I want to say hello first to the whole forum! My name is Thomas and I live in Germany. I am a "Dad" of two nice cats named Lizzy and Trixie. Both are rescued from a shelter when they was very young and the live a beautiful life now! I have a house with a very big garden so they are outside the whole day and hunting mice... 

A few years ago I have had a cat named Spike and he was outside the whole day too. He was a perfect partner and I loved him so much. But one day he didn't come back from his tour. I've searched for weeks but without any results. So, I don't know what happened to him and that's why it is very hard for me to live with this... I miss him very and I hope he has a good place in the cat heaven now. For me it is important, that no one catched him and did him some pain or so. I hope so. God bless him! 

But my both cats give me a good feeling back and love them too... I will post a pic of them soon. 

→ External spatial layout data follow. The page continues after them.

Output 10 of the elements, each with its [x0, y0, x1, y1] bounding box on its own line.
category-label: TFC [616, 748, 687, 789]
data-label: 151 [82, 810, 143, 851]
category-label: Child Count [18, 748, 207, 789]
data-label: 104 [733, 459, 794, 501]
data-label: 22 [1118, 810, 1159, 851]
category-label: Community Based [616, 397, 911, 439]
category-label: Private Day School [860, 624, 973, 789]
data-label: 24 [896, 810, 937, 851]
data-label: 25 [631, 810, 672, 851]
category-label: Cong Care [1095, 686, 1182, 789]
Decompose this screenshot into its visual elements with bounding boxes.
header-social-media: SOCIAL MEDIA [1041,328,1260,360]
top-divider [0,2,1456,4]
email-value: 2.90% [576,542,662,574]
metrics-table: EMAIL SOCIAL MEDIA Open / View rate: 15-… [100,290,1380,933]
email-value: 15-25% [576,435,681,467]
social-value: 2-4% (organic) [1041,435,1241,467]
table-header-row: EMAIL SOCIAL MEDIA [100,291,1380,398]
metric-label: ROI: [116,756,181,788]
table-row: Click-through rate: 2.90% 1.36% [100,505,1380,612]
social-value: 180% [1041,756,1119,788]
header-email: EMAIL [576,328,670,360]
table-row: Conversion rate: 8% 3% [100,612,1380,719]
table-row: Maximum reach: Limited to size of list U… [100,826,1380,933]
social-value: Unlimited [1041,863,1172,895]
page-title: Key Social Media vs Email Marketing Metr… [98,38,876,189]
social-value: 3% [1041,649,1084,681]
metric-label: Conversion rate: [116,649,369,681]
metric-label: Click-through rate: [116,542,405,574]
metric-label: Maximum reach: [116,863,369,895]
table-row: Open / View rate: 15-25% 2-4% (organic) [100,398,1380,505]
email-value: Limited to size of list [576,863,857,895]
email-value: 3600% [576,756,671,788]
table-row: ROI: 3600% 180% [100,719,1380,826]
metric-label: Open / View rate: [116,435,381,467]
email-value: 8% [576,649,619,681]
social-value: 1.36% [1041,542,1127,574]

So thank you for being here and I hope we can have some good discussions. By the way: I have a cat blog too with some interesting tips for cat owners.

Ok, enough for now! Have a nice day!

Thomas


----------



## marie73 (Jul 12, 2006)

Welcome, Thomas. I'm looking forward to pictures.


----------



## DesnBaby (Apr 18, 2004)

Thomas!  I'm so sorry about Spike  . Hope you enjoy the forum and post some pictures of Lizzy and Trixie.


----------



## melysion (Mar 12, 2007)

welcome. your blog looks interesting too


----------



## CatMaster (Aug 18, 2008)

Thank you for your warm welcome replies! Here is a picture of Lizzy & Trixie. Sometimes they cuddle together but sometimes it goes like roooaaaarrrrr.... :twisted: But I think they are good friends...


----------



## Jeanie (Jun 18, 2003)

Thomas! Hello and welcome.  Your kittens are so pretty. I'm so sorry about Spike. It sounds as if you had a very special bond with him, and I know you'll never forget. I'm glad you have saved two little lives. They give you much joy, I'm sure.


----------



## Mitts & Tess (Sep 4, 2004)

Very sweet looking kittens. Glad you are here.


----------



## LilRed (Jul 16, 2008)

Such a sweet pic of them cuddling!!!


----------



## Leazie (Apr 14, 2007)

Hello. Your kitties are so very sweet sleeping together. I am sorry about Spike.


----------



## talullah (May 25, 2008)

So sweet! Lovely kitties. God bless Spike where ever he is. ((hug))


----------